Richard Harvey is an Emeritus Consultant Physician in Bristol. He trained at the Middlesex Hospital Medical School, London. After a series of posts in clinical medicine, he worked at the Medical Research Council Gastroenterology Unit at the Central Middlesex Hospital and then at the Institute of Nuclear Medicine, Middlesex Hospital. In 1971 he moved to Bristol to work in the Academic Unit of Medicine in the University of Bristol, based at Bristol Royal Infirmary.

In 1976, he became Consultant Physician to the Gastroenterology Unit at Frenchay Hospital, Bristol, and Clinical Senior Lecturer in Medicine at the University of Bristol, where he continued with a combination of clinical work, teaching and research.

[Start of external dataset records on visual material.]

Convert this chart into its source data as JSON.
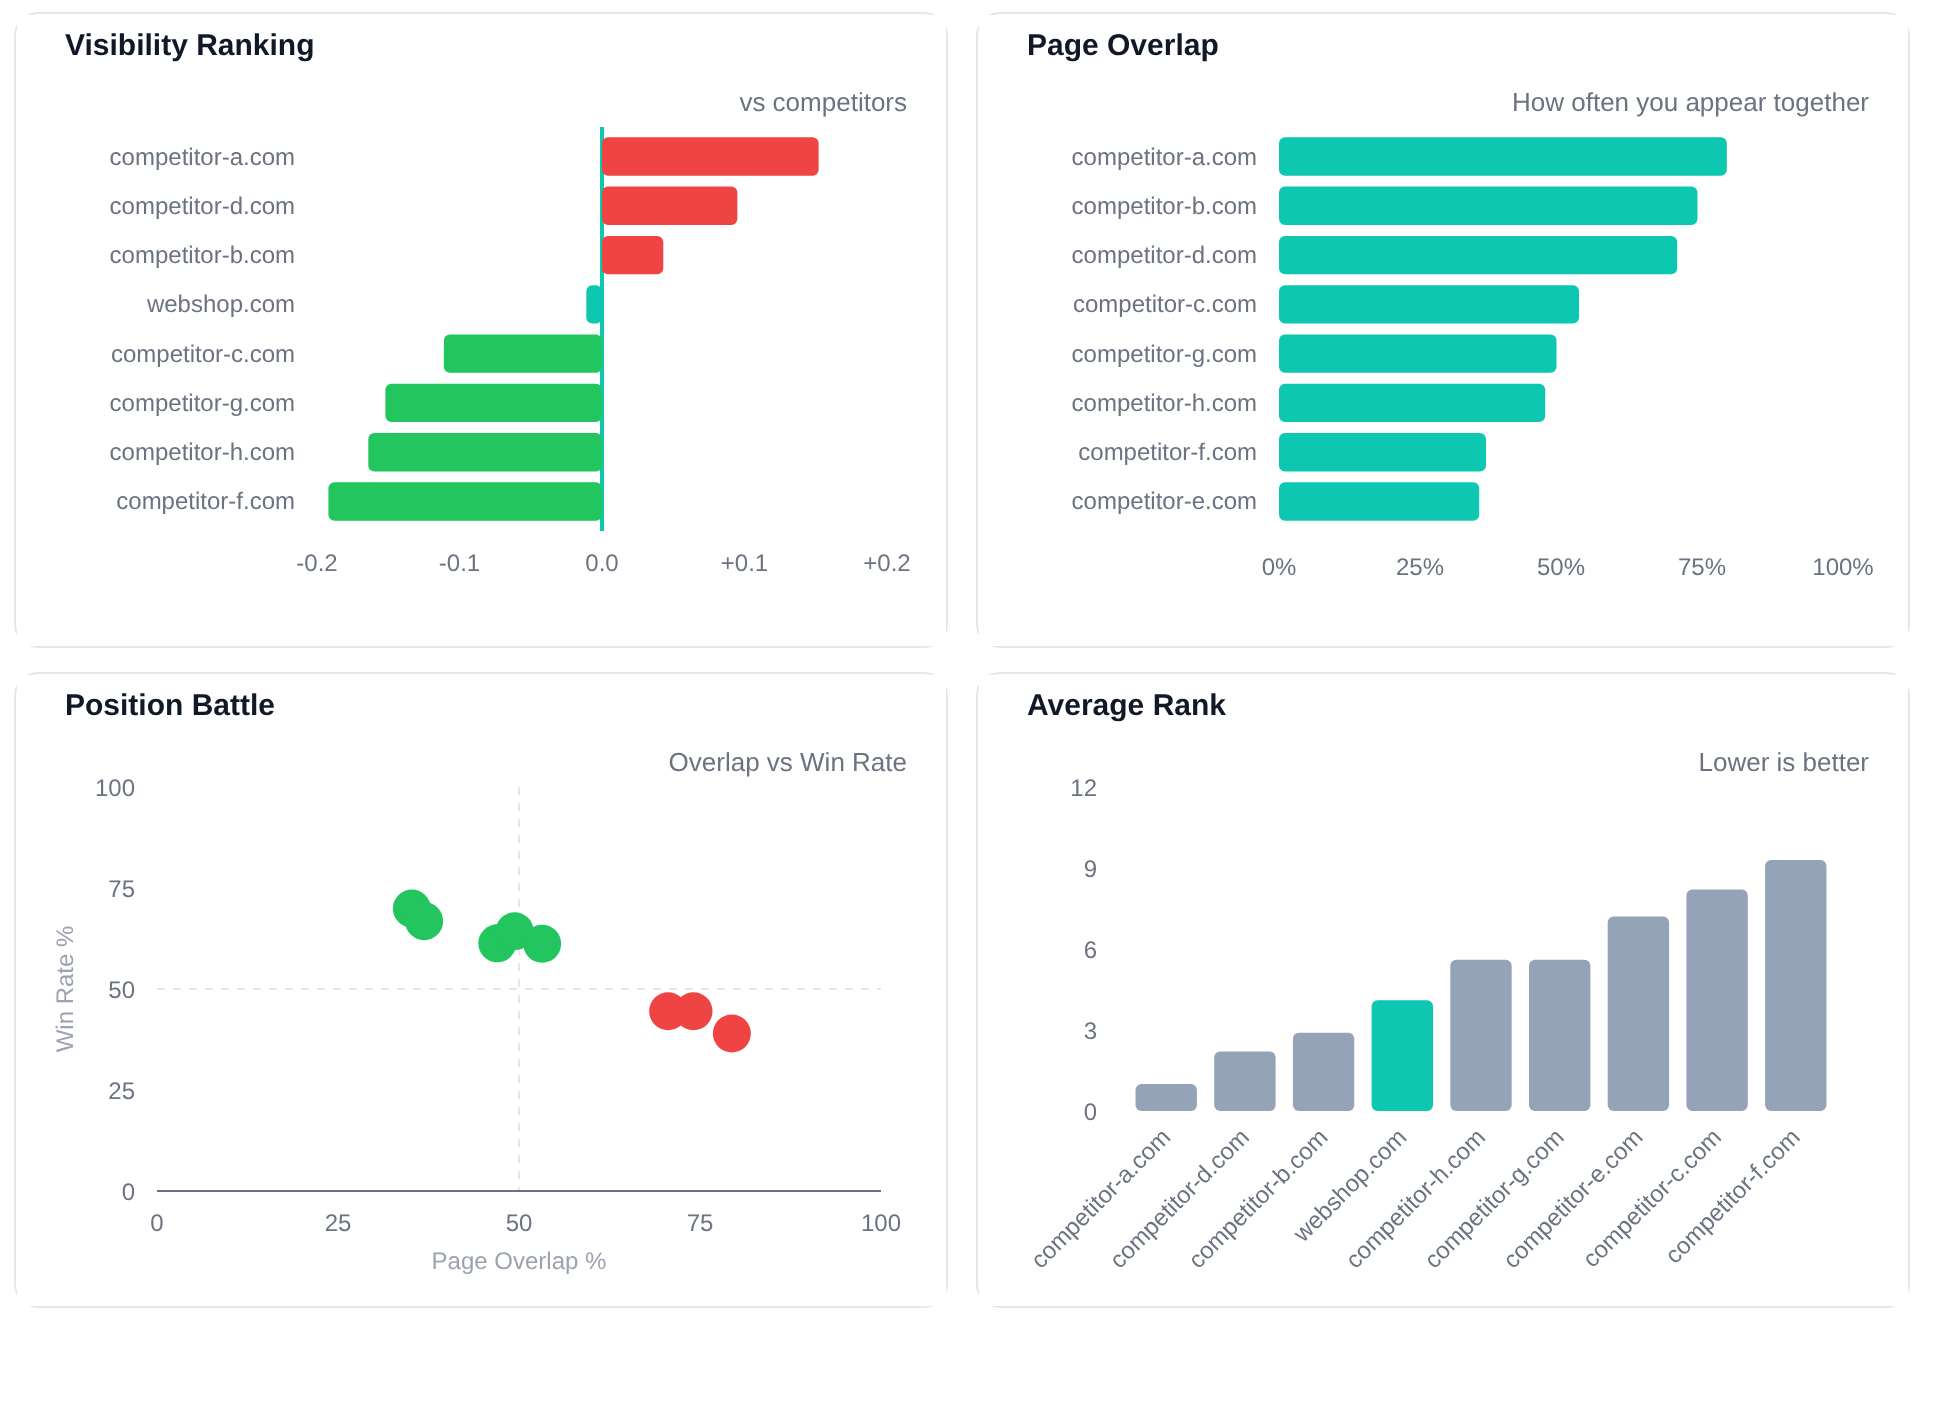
{
  "chart_data": [
    {
      "type": "bar",
      "orientation": "horizontal",
      "title": "Visibility Ranking",
      "subtitle": "vs competitors",
      "categories": [
        "competitor-a.com",
        "competitor-d.com",
        "competitor-b.com",
        "webshop.com",
        "competitor-c.com",
        "competitor-g.com",
        "competitor-h.com",
        "competitor-f.com"
      ],
      "values": [
        0.152,
        0.095,
        0.043,
        -0.011,
        -0.111,
        -0.152,
        -0.164,
        -0.192
      ],
      "colors": [
        "#ef4444",
        "#ef4444",
        "#ef4444",
        "#0dc7b0",
        "#22c55e",
        "#22c55e",
        "#22c55e",
        "#22c55e"
      ],
      "xlim": [
        -0.2,
        0.2
      ],
      "xticks": [
        {
          "value": -0.2,
          "label": "-0.2"
        },
        {
          "value": -0.1,
          "label": "-0.1"
        },
        {
          "value": 0,
          "label": "0.0"
        },
        {
          "value": 0.1,
          "label": "+0.1"
        },
        {
          "value": 0.2,
          "label": "+0.2"
        }
      ],
      "ref_lines": [
        {
          "axis": "x",
          "value": 0,
          "color": "#0dc7b0"
        }
      ]
    },
    {
      "type": "bar",
      "orientation": "horizontal",
      "title": "Page Overlap",
      "subtitle": "How often you appear together",
      "categories": [
        "competitor-a.com",
        "competitor-b.com",
        "competitor-d.com",
        "competitor-c.com",
        "competitor-g.com",
        "competitor-h.com",
        "competitor-f.com",
        "competitor-e.com"
      ],
      "values": [
        79.4,
        74.2,
        70.6,
        53.2,
        49.2,
        47.2,
        36.7,
        35.5
      ],
      "color": "#0dc7b0",
      "xlim": [
        0,
        100
      ],
      "xticks": [
        {
          "value": 0,
          "label": "0%"
        },
        {
          "value": 25,
          "label": "25%"
        },
        {
          "value": 50,
          "label": "50%"
        },
        {
          "value": 75,
          "label": "75%"
        },
        {
          "value": 100,
          "label": "100%"
        }
      ]
    },
    {
      "type": "scatter",
      "title": "Position Battle",
      "subtitle": "Overlap vs Win Rate",
      "xlabel": "Page Overlap %",
      "ylabel": "Win Rate %",
      "x": [
        35.2,
        36.9,
        47.0,
        49.4,
        53.2,
        70.6,
        74.1,
        79.4
      ],
      "values": [
        69.9,
        66.8,
        61.3,
        64.3,
        61.2,
        44.5,
        44.5,
        39.0
      ],
      "colors": [
        "#22c55e",
        "#22c55e",
        "#22c55e",
        "#22c55e",
        "#22c55e",
        "#ef4444",
        "#ef4444",
        "#ef4444"
      ],
      "marker": "circle",
      "xlim": [
        0,
        100
      ],
      "ylim": [
        0,
        100
      ],
      "xticks": [
        0,
        25,
        50,
        75,
        100
      ],
      "yticks": [
        0,
        25,
        50,
        75,
        100
      ],
      "ref_lines": [
        {
          "axis": "x",
          "value": 50,
          "color": "#e5e7eb",
          "line_style": "dashed"
        },
        {
          "axis": "y",
          "value": 50,
          "color": "#e5e7eb",
          "line_style": "dashed"
        }
      ]
    },
    {
      "type": "bar",
      "title": "Average Rank",
      "subtitle": "Lower is better",
      "categories": [
        "competitor-a.com",
        "competitor-d.com",
        "competitor-b.com",
        "webshop.com",
        "competitor-h.com",
        "competitor-g.com",
        "competitor-e.com",
        "competitor-c.com",
        "competitor-f.com"
      ],
      "values": [
        1.0,
        2.2,
        2.9,
        4.1,
        5.6,
        5.6,
        7.2,
        8.2,
        9.3
      ],
      "colors": [
        "#94a3b8",
        "#94a3b8",
        "#94a3b8",
        "#0dc7b0",
        "#94a3b8",
        "#94a3b8",
        "#94a3b8",
        "#94a3b8",
        "#94a3b8"
      ],
      "ylim": [
        0,
        12
      ],
      "yticks": [
        0,
        3,
        6,
        9,
        12
      ]
    }
  ]
}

He has written over 100 scientific papers and two books, Clinical Gastroenterology and Hepatology and Basic Gastroenterology, both with Professor A E Read.

Stephen K Jones

Stephen Jones is the Member for Wales and Chainbridge Sub-Panel Convenor on the Institution of Civil Engineers (ICE) Panel for Historical Engineering Works, and is a Companion member of the ICE.

His background is in economic development, latterly with the Welsh Development Agency, where he specialised in new technology and innovation programmes. Following a secondment with ICE Wales Cymru and Cadw, he now acts as an engineering heritage consultant. Industrial and engineering history has been a long term interest and Steve enjoys writing and speaking on the subject, especially the works of Brunel. In 2005 the first of his trilogy on Brunel in South Wales was published, and this was completed in 2009. Steve is a visiting lecturer at Swansea University and an Associate of the History of Technology Research Unit at Bath University.